El desconcierto sobre la causa de su sangrado precisando
sobre cinco transfusiones sanguíneas, la hizo entrar en quirófano y abrir la
cavidad gástrica para evaluar lo que pasaba. La cirujana, muy amable me invitó
a vestirme de verde y entrar en quirófano. Pero yo también, de forma muy cortés,
le di las gracias y negué tan especial invitación. Ya había sido lo bastante kamikaze
en la ambulancia para repetir experiencia. Y además, el interior que me gustaba
de Nazaret no era precisamente ese. Es increíble lo que descubrieron. Tenía una
angiodisplasia gástrica, una vena en el estómago donde no tenía que localizarse,
pero que, seguramente llevaba aposentada de forma errónea desde su nacimiento.
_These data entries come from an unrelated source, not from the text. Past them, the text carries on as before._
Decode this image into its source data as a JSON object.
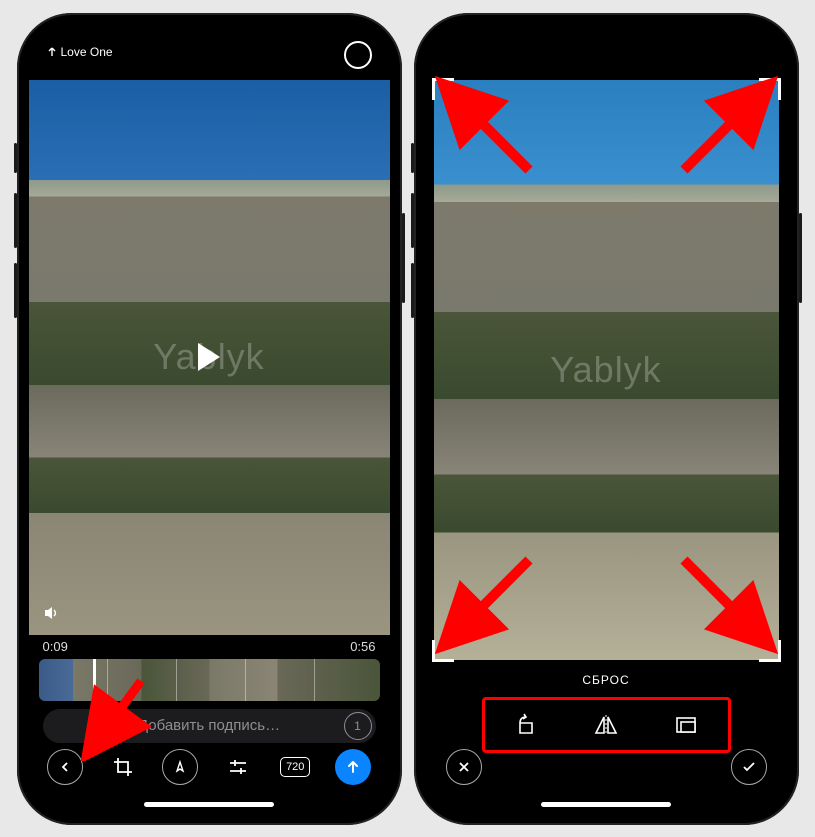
{
  "watermark": "Yablyk",
  "left": {
    "back_label": "Love One",
    "time_current": "0:09",
    "time_end": "0:56",
    "caption_placeholder": "Добавить подпись…",
    "quality_label": "720",
    "timer_label": "1"
  },
  "right": {
    "reset_label": "СБРОС"
  },
  "annotation_color": "#ff0000"
}
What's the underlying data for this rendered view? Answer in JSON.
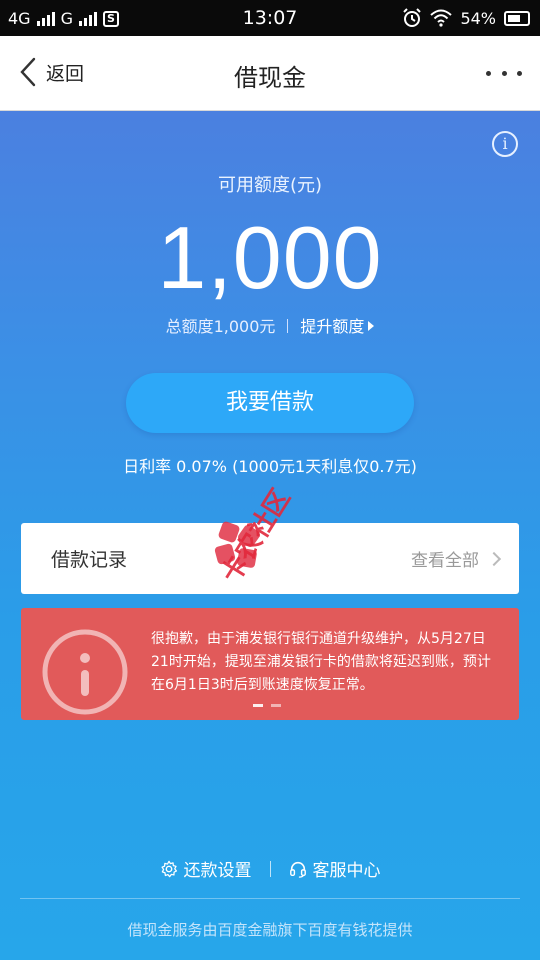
{
  "status_bar": {
    "network1": "4G",
    "network2": "G",
    "time": "13:07",
    "battery": "54%"
  },
  "nav": {
    "back_label": "返回",
    "title": "借现金"
  },
  "hero": {
    "limit_label": "可用额度(元)",
    "limit_amount": "1,000",
    "total_limit": "总额度1,000元",
    "raise_limit": "提升额度",
    "borrow_button": "我要借款",
    "rate_text": "日利率 0.07% (1000元1天利息仅0.7元)"
  },
  "records": {
    "title": "借款记录",
    "view_all": "查看全部"
  },
  "notice": {
    "text": "很抱歉，由于浦发银行银行通道升级维护，从5月27日21时开始，提现至浦发银行卡的借款将延迟到账，预计在6月1日3时后到账速度恢复正常。"
  },
  "bottom": {
    "repay_settings": "还款设置",
    "service_center": "客服中心",
    "footer": "借现金服务由百度金融旗下百度有钱花提供"
  },
  "watermark": {
    "text": "卡农社区"
  },
  "colors": {
    "hero_top": "#4b80e0",
    "hero_bottom": "#27a6ea",
    "button": "#2da8f8",
    "notice": "#e15a5a"
  }
}
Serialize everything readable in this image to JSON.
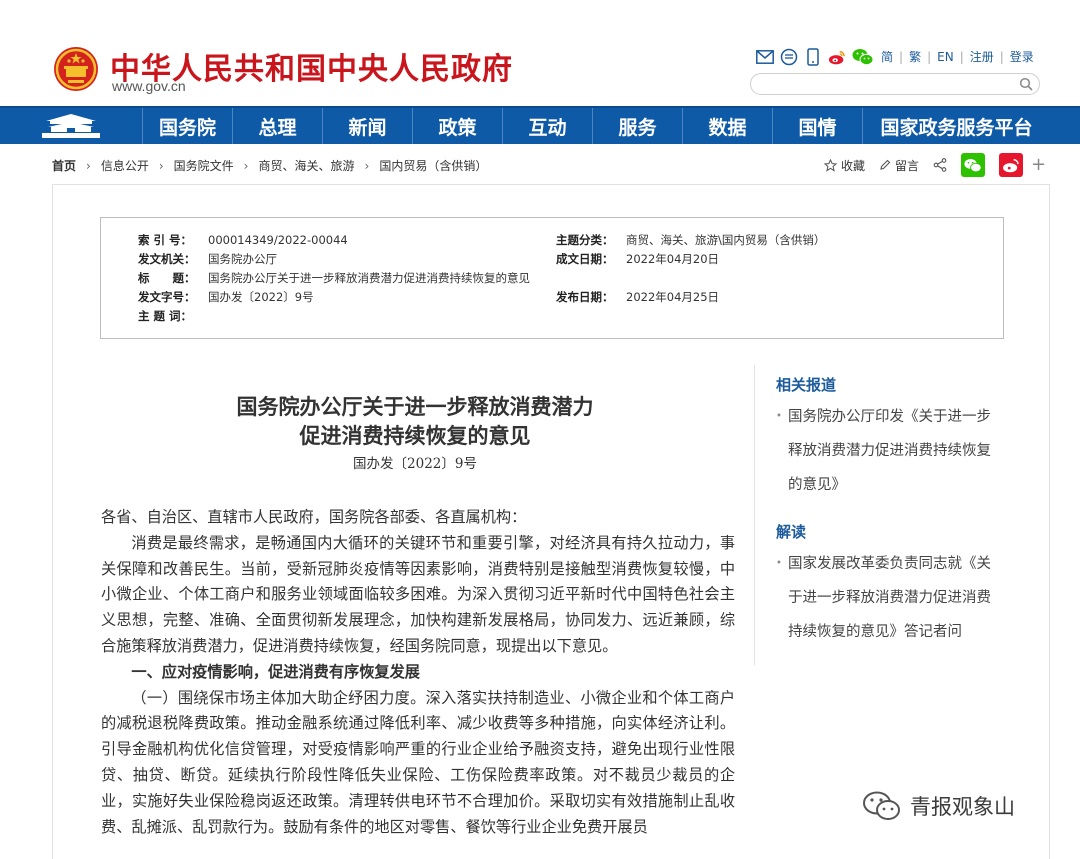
{
  "header": {
    "site_title": "中华人民共和国中央人民政府",
    "site_domain": "www.gov.cn",
    "lang_links": [
      "简",
      "繁",
      "EN",
      "注册",
      "登录"
    ],
    "tool_icons": [
      "mail-icon",
      "message-icon",
      "mobile-icon",
      "weibo-icon",
      "wechat-icon"
    ],
    "search": {
      "placeholder": "",
      "value": ""
    }
  },
  "nav": {
    "items": [
      "国务院",
      "总理",
      "新闻",
      "政策",
      "互动",
      "服务",
      "数据",
      "国情",
      "国家政务服务平台"
    ]
  },
  "breadcrumb": {
    "items": [
      "首页",
      "信息公开",
      "国务院文件",
      "商贸、海关、旅游",
      "国内贸易（含供销）"
    ],
    "favorite": "收藏",
    "comment": "留言"
  },
  "info": {
    "index_label": "索 引 号：",
    "index_value": "000014349/2022-00044",
    "topic_label": "主题分类：",
    "topic_value": "商贸、海关、旅游\\国内贸易（含供销）",
    "issuer_label": "发文机关：",
    "issuer_value": "国务院办公厅",
    "created_label": "成文日期：",
    "created_value": "2022年04月20日",
    "title_label": "标　　题：",
    "title_value": "国务院办公厅关于进一步释放消费潜力促进消费持续恢复的意见",
    "docno_label": "发文字号：",
    "docno_value": "国办发〔2022〕9号",
    "published_label": "发布日期：",
    "published_value": "2022年04月25日",
    "keywords_label": "主 题 词："
  },
  "document": {
    "title_line1": "国务院办公厅关于进一步释放消费潜力",
    "title_line2": "促进消费持续恢复的意见",
    "number": "国办发〔2022〕9号",
    "salutation": "各省、自治区、直辖市人民政府，国务院各部委、各直属机构：",
    "para1": "消费是最终需求，是畅通国内大循环的关键环节和重要引擎，对经济具有持久拉动力，事关保障和改善民生。当前，受新冠肺炎疫情等因素影响，消费特别是接触型消费恢复较慢，中小微企业、个体工商户和服务业领域面临较多困难。为深入贯彻习近平新时代中国特色社会主义思想，完整、准确、全面贯彻新发展理念，加快构建新发展格局，协同发力、远近兼顾，综合施策释放消费潜力，促进消费持续恢复，经国务院同意，现提出以下意见。",
    "heading1": "一、应对疫情影响，促进消费有序恢复发展",
    "para2": "（一）围绕保市场主体加大助企纾困力度。深入落实扶持制造业、小微企业和个体工商户的减税退税降费政策。推动金融系统通过降低利率、减少收费等多种措施，向实体经济让利。引导金融机构优化信贷管理，对受疫情影响严重的行业企业给予融资支持，避免出现行业性限贷、抽贷、断贷。延续执行阶段性降低失业保险、工伤保险费率政策。对不裁员少裁员的企业，实施好失业保险稳岗返还政策。清理转供电环节不合理加价。采取切实有效措施制止乱收费、乱摊派、乱罚款行为。鼓励有条件的地区对零售、餐饮等行业企业免费开展员"
  },
  "sidebar": {
    "related_heading": "相关报道",
    "related_link": "国务院办公厅印发《关于进一步释放消费潜力促进消费持续恢复的意见》",
    "interpret_heading": "解读",
    "interpret_link": "国家发展改革委负责同志就《关于进一步释放消费潜力促进消费持续恢复的意见》答记者问"
  },
  "watermark": "青报观象山",
  "colors": {
    "brand_red": "#c9161d",
    "nav_blue": "#0e5aa7",
    "link_blue": "#1d5b9c",
    "wechat_green": "#2dc100",
    "weibo_red": "#e6162d"
  }
}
Esa vena, por motivos desconocidos, se había erosionado hasta romperse, dando
lugar al cuadro que presenciábamos. Algo minúsculo que siempre había estado
ahí, que nunca había dado problemas, ni durante el bombazo inicial de su
cuerpo, o tras colocarle la sonda nasogástrica, ahora se manifestaba para que
tuviesen que detener el tratamiento. Me hace pensar cuánto de premeditado no
estaba esto ya en la firma que rubricó su alma antes de bajar como Nazaret.